The Erosion of Biblical Literacy in the Pew—and the Pulpit.
- Feature

- Apr 20
- 3 min read
by Dr. John Hill
Editor & CEO
I have come to believe that one of the most urgent crises in the church today is not cultural hostility, declining attendance, or even pastoral burnout. It is something quieter—and far more dangerous: the steady erosion of biblical literacy in both the pew and the pulpit.

I see it when I ask simple questions and receive blank stares. I hear it in conversations where biblical language is replaced with vague spirituality. But if I am honest, the deeper concern is not what I hear from the congregation—it is what I sometimes hear from the pulpit.
We have more access to Scripture than any generation in history, yet we seem to know it less. That should arrest us. The issue is not availability; it is engagement. Somewhere along the way, we moved from being people shaped by the Word to people who selectively reference it.
Here is the “Ah-ha” moment for me: biblical illiteracy in the pew is often a downstream effect of biblical shallowness in the pulpit.
When preaching becomes primarily topical, motivational, or therapeutic, the congregation learns—week after week—that the Bible is a supporting actor, not the authority. When sermons are built around ideas rather than texts, people may leave inspired, but they are not being formed. Over time, they lose the ability to read Scripture for themselves because they have never been shown how.

I have had to confront this in my own ministry. It is far easier to preach what connects quickly than what forms deeply. It is far easier to summarize a passage than to wrestle with it in front of people. But when I choose ease over depth, I am discipling my people to do the same.
The result is a church that knows phrases but not context, stories but not theology, verses but not the voice of God across the whole canon. And that kind of church is vulnerable. Vulnerable to false teaching, to cultural pressure, to emotional reasoning dressed up as truth.
We should not be surprised when believers struggle to discern error if we have not trained them to handle the Word. But the erosion does not stop with knowledge—it affects confidence. When people are not rooted in Scripture, they begin to rely on personalities instead of truth.

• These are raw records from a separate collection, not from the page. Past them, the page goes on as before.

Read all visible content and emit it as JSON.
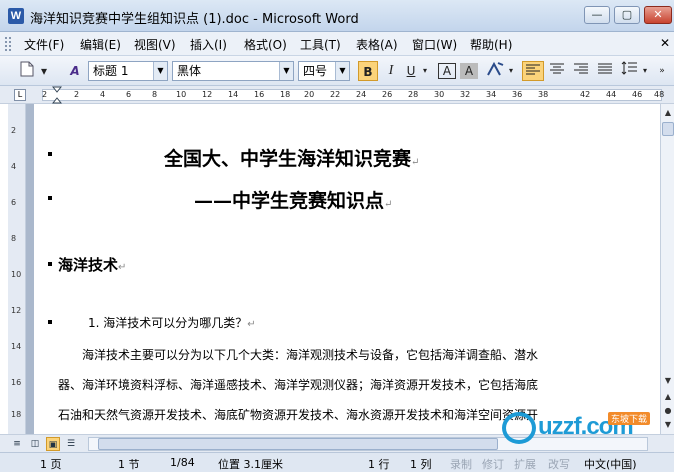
{
  "window": {
    "title": "海洋知识竞赛中学生组知识点 (1).doc - Microsoft Word",
    "app_icon": "W",
    "controls": [
      "—",
      "▢",
      "✕"
    ]
  },
  "menu": {
    "items": [
      "文件(F)",
      "编辑(E)",
      "视图(V)",
      "插入(I)",
      "格式(O)",
      "工具(T)",
      "表格(A)",
      "窗口(W)",
      "帮助(H)"
    ],
    "close_glyph": "✕"
  },
  "toolbar": {
    "new_icon": "new-document-icon",
    "style_icon_text": "A",
    "style_value": "标题 1",
    "font_value": "黑体",
    "size_value": "四号",
    "bold": "B",
    "italic": "I",
    "underline": "U",
    "char_border": "A",
    "char_shading": "A",
    "highlight": "A",
    "accent": "#fbd37a"
  },
  "ruler": {
    "numbers": [
      "2",
      "2",
      "4",
      "6",
      "8",
      "10",
      "12",
      "14",
      "16",
      "18",
      "20",
      "22",
      "24",
      "26",
      "28",
      "30",
      "32",
      "34",
      "36",
      "38",
      "42",
      "44",
      "46",
      "48"
    ]
  },
  "vruler": {
    "numbers": [
      "2",
      "4",
      "6",
      "8",
      "10",
      "12",
      "14",
      "16",
      "18"
    ]
  },
  "document": {
    "title_line1": "全国大、中学生海洋知识竞赛",
    "title_line2": "——中学生竞赛知识点",
    "section_heading": "海洋技术",
    "question": "1. 海洋技术可以分为哪几类？",
    "para_line1": "海洋技术主要可以分为以下几个大类：海洋观测技术与设备，它包括海洋调查船、潜水",
    "para_line2": "器、海洋环境资料浮标、海洋遥感技术、海洋学观测仪器；海洋资源开发技术，它包括海底",
    "para_line3": "石油和天然气资源开发技术、海底矿物资源开发技术、海水资源开发技术和海洋空间资源开",
    "paragraph_mark": "↵"
  },
  "status": {
    "page": "1 页",
    "section": "1 节",
    "pages": "1/84",
    "position": "位置 3.1厘米",
    "line": "1 行",
    "column": "1 列",
    "record": "录制",
    "revision": "修订",
    "extend": "扩展",
    "overtype": "改写",
    "language": "中文(中国)"
  },
  "watermark": {
    "brand": "uzzf.com",
    "tag": "东坡下载"
  }
}
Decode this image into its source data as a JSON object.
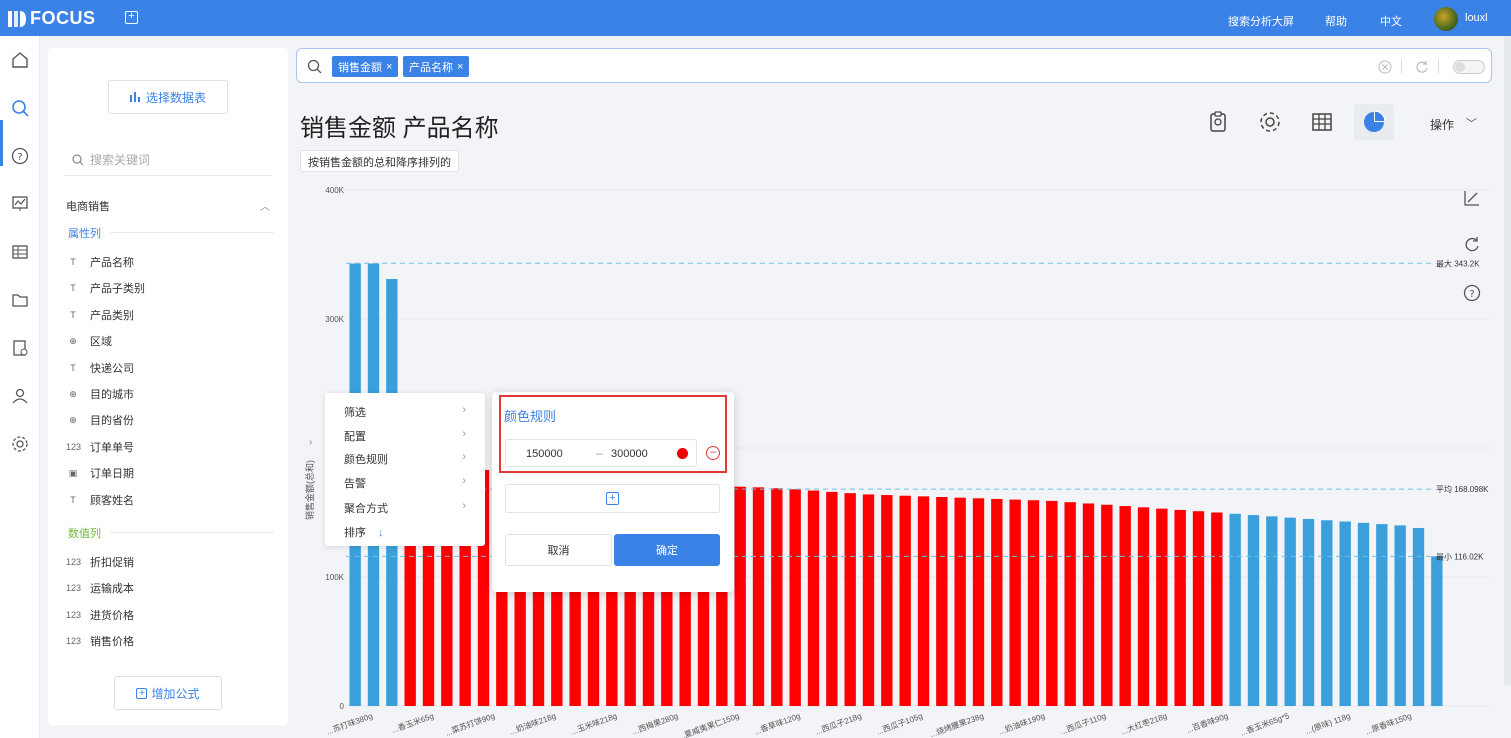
{
  "app": {
    "logo": "FOCUS"
  },
  "header": {
    "links": {
      "screen": "搜索分析大屏",
      "help": "帮助",
      "lang": "中文"
    },
    "user": "louxl"
  },
  "sidebar": {
    "select_table": "选择数据表",
    "search_placeholder": "搜索关键词",
    "group": "电商销售",
    "attr_section": "属性列",
    "attr_fields": [
      {
        "icon": "text-icon",
        "label": "产品名称"
      },
      {
        "icon": "text-icon",
        "label": "产品子类别"
      },
      {
        "icon": "text-icon",
        "label": "产品类别"
      },
      {
        "icon": "globe-icon",
        "label": "区域"
      },
      {
        "icon": "text-icon",
        "label": "快递公司"
      },
      {
        "icon": "globe-icon",
        "label": "目的城市"
      },
      {
        "icon": "globe-icon",
        "label": "目的省份"
      },
      {
        "icon": "number-icon",
        "label": "订单单号"
      },
      {
        "icon": "calendar-icon",
        "label": "订单日期"
      },
      {
        "icon": "text-icon",
        "label": "顾客姓名"
      }
    ],
    "num_section": "数值列",
    "num_fields": [
      {
        "icon": "number-icon",
        "label": "折扣促销"
      },
      {
        "icon": "number-icon",
        "label": "运输成本"
      },
      {
        "icon": "number-icon",
        "label": "进货价格"
      },
      {
        "icon": "number-icon",
        "label": "销售价格"
      }
    ],
    "add_formula": "增加公式"
  },
  "search": {
    "chips": [
      "销售金额",
      "产品名称"
    ]
  },
  "main": {
    "title": "销售金额 产品名称",
    "subtitle": "按销售金额的总和降序排列的",
    "op_label": "操作"
  },
  "context_menu": {
    "items": [
      "筛选",
      "配置",
      "颜色规则",
      "告警",
      "聚合方式",
      "排序"
    ]
  },
  "color_rule_dialog": {
    "title": "颜色规则",
    "min": "150000",
    "max": "300000",
    "dash": "–",
    "rule_color": "#ee0000",
    "cancel": "取消",
    "confirm": "确定"
  },
  "chart_data": {
    "type": "bar",
    "ylabel": "销售金额(总和)",
    "yticks": [
      "0",
      "100K",
      "300K",
      "400K"
    ],
    "ylim": [
      0,
      400000
    ],
    "ref_lines": [
      {
        "label": "最大 343.2K",
        "value": 343200
      },
      {
        "label": "平均 168.098K",
        "value": 168098
      },
      {
        "label": "最小 116.02K",
        "value": 116020
      }
    ],
    "default_color": "#3a9fdb",
    "highlight_color": "#ff0000",
    "highlight_range": [
      150000,
      300000
    ],
    "xticks": [
      "...苏打味380g",
      "...香玉米65g",
      "...菜苏打饼90g",
      "...奶油味218g",
      "...玉米味218g",
      "...西梅果280g",
      "...夏威夷果仁150g",
      "...香草味120g",
      "...西瓜子218g",
      "...西瓜子105g",
      "...烧烤腰果238g",
      "...奶油味190g",
      "...西瓜子110g",
      "...大红枣218g",
      "...百香味90g",
      "...香玉米65g*5",
      "...(原味) 118g",
      "...原香味150g"
    ],
    "values": [
      343000,
      343000,
      331000,
      208000,
      192000,
      192000,
      184000,
      183000,
      182000,
      181000,
      180000,
      179000,
      178500,
      178000,
      177000,
      176000,
      175000,
      174000,
      173000,
      172000,
      171000,
      170000,
      169500,
      168800,
      168000,
      167000,
      166000,
      165000,
      164000,
      163500,
      163000,
      162500,
      162000,
      161500,
      161000,
      160500,
      160000,
      159500,
      159000,
      158000,
      157000,
      156000,
      155000,
      154000,
      153000,
      152000,
      151000,
      150000,
      149000,
      148000,
      147000,
      146000,
      145000,
      144000,
      143000,
      142000,
      141000,
      140000,
      138000,
      116020
    ]
  }
}
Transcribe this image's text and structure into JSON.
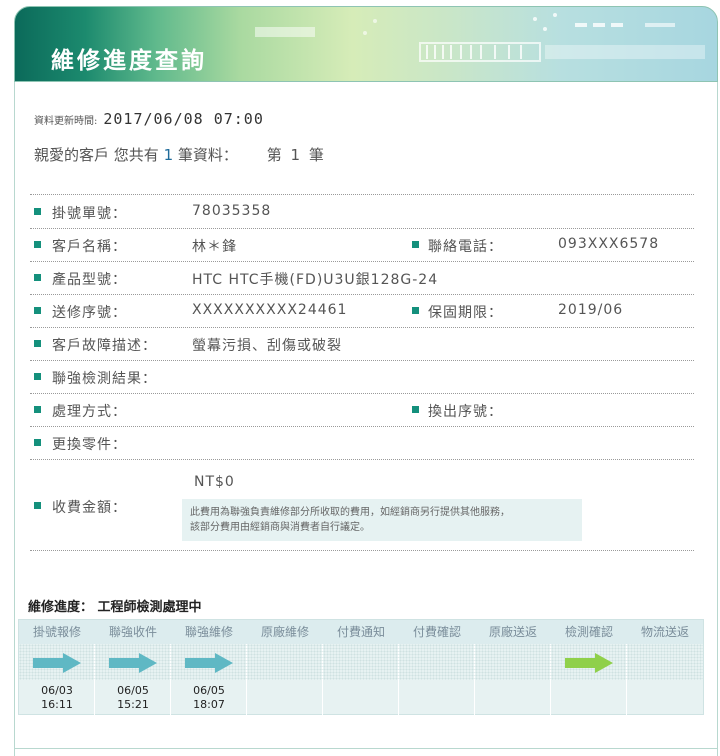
{
  "header": {
    "title": "維修進度查詢"
  },
  "update": {
    "label": "資料更新時間:",
    "value": "2017/06/08 07:00"
  },
  "greeting": {
    "prefix": "親愛的客戶 您共有",
    "count": "1",
    "suffix": "筆資料：",
    "index_prefix": "第",
    "index": "1",
    "index_suffix": "筆"
  },
  "fields": {
    "ticket_no": {
      "label": "掛號單號：",
      "value": "78035358"
    },
    "customer_name": {
      "label": "客戶名稱：",
      "value": "林＊鋒"
    },
    "phone": {
      "label": "聯絡電話：",
      "value": "093XXX6578"
    },
    "model": {
      "label": "產品型號：",
      "value": "HTC HTC手機(FD)U3U銀128G-24"
    },
    "serial": {
      "label": "送修序號：",
      "value": "XXXXXXXXXX24461"
    },
    "warranty": {
      "label": "保固期限：",
      "value": "2019/06"
    },
    "fault": {
      "label": "客戶故障描述：",
      "value": "螢幕污損、刮傷或破裂"
    },
    "result": {
      "label": "聯強檢測結果：",
      "value": ""
    },
    "handling": {
      "label": "處理方式：",
      "value": ""
    },
    "exchange_serial": {
      "label": "換出序號：",
      "value": ""
    },
    "parts": {
      "label": "更換零件：",
      "value": ""
    },
    "fee": {
      "label": "收費金額：",
      "value": "NT$0",
      "note_line1": "此費用為聯強負責維修部分所收取的費用，如經銷商另行提供其他服務，",
      "note_line2": "該部分費用由經銷商與消費者自行議定。"
    }
  },
  "progress": {
    "label": "維修進度：",
    "status": "工程師檢測處理中",
    "steps": [
      {
        "label": "掛號報修",
        "date": "06/03",
        "time": "16:11",
        "arrow": "done"
      },
      {
        "label": "聯強收件",
        "date": "06/05",
        "time": "15:21",
        "arrow": "done"
      },
      {
        "label": "聯強維修",
        "date": "06/05",
        "time": "18:07",
        "arrow": "done"
      },
      {
        "label": "原廠維修",
        "date": "",
        "time": "",
        "arrow": "none"
      },
      {
        "label": "付費通知",
        "date": "",
        "time": "",
        "arrow": "none"
      },
      {
        "label": "付費確認",
        "date": "",
        "time": "",
        "arrow": "none"
      },
      {
        "label": "原廠送返",
        "date": "",
        "time": "",
        "arrow": "none"
      },
      {
        "label": "檢測確認",
        "date": "",
        "time": "",
        "arrow": "current"
      },
      {
        "label": "物流送返",
        "date": "",
        "time": "",
        "arrow": "none"
      }
    ]
  },
  "colors": {
    "accent": "#14907c",
    "arrow_done": "#5fb8c4",
    "arrow_current": "#8fd04a"
  }
}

They need constant reassurance because they lack internal conviction. In other words, biblical illiteracy creates spiritual dependency, not maturity.
So I have had to ask myself a hard question: am I raising Bible readers, or sermon consumers? That question has reshaped how I approach preaching and teaching. I am less concerned with how polished a message sounds and more concerned with whether my people can open their Bibles on Tuesday and understand what they are reading. I want them to see structure, trace arguments, and feel the weight of the text—not just the emotion of the moment.

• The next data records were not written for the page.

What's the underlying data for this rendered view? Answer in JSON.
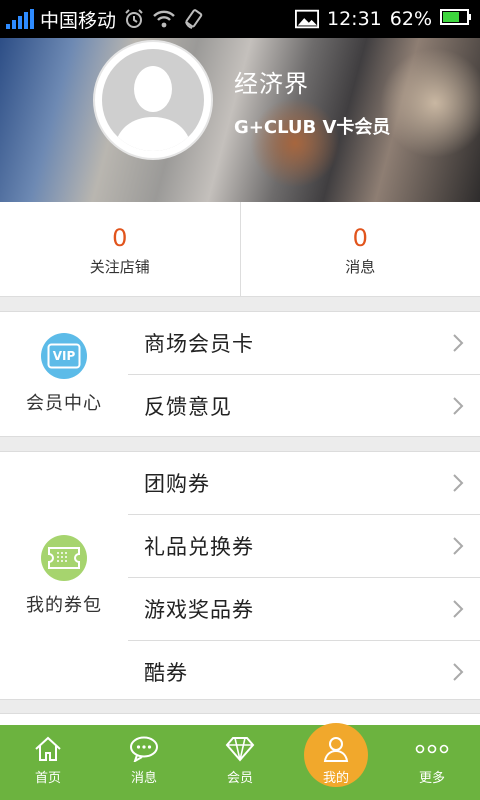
{
  "status_bar": {
    "carrier": "中国移动",
    "time": "12:31",
    "battery": "62%",
    "icons": [
      "signal-icon",
      "alarm-icon",
      "wifi-icon",
      "rotate-icon",
      "image-icon",
      "battery-icon"
    ]
  },
  "profile": {
    "name": "经济界",
    "membership": "G+CLUB V卡会员"
  },
  "stats": [
    {
      "count": "0",
      "label": "关注店铺"
    },
    {
      "count": "0",
      "label": "消息"
    }
  ],
  "member_center": {
    "label": "会员中心",
    "icon": "vip-card-icon",
    "icon_text": "VIP",
    "items": [
      {
        "label": "商场会员卡"
      },
      {
        "label": "反馈意见"
      }
    ]
  },
  "coupon_wallet": {
    "label": "我的券包",
    "icon": "ticket-icon",
    "items": [
      {
        "label": "团购券"
      },
      {
        "label": "礼品兑换券"
      },
      {
        "label": "游戏奖品券"
      },
      {
        "label": "酷券"
      }
    ]
  },
  "tabs": [
    {
      "label": "首页",
      "icon": "home-icon"
    },
    {
      "label": "消息",
      "icon": "chat-icon"
    },
    {
      "label": "会员",
      "icon": "diamond-icon"
    },
    {
      "label": "我的",
      "icon": "user-icon",
      "active": true
    },
    {
      "label": "更多",
      "icon": "more-icon"
    }
  ],
  "colors": {
    "accent_green": "#6cb33f",
    "active_tab": "#f1a82c",
    "count_orange": "#e1541c",
    "vip_blue": "#5cbbe8",
    "ticket_green": "#a6d46e"
  }
}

If we are going to address this crisis, it will not be solved with another program or initiative. It will require a return—a deliberate, disciplined return—to the centrality of Scripture in both content and method.
We must preach the text, not just from it. We must model engagement, not just explanation. And we must trust that God’s Word, rightly handled, still has the power to form a people who know Him—not just talk about Him.'
If that happens, the erosion can be reversed. But it will start, as it often does, not in the pew—but in the pulpit.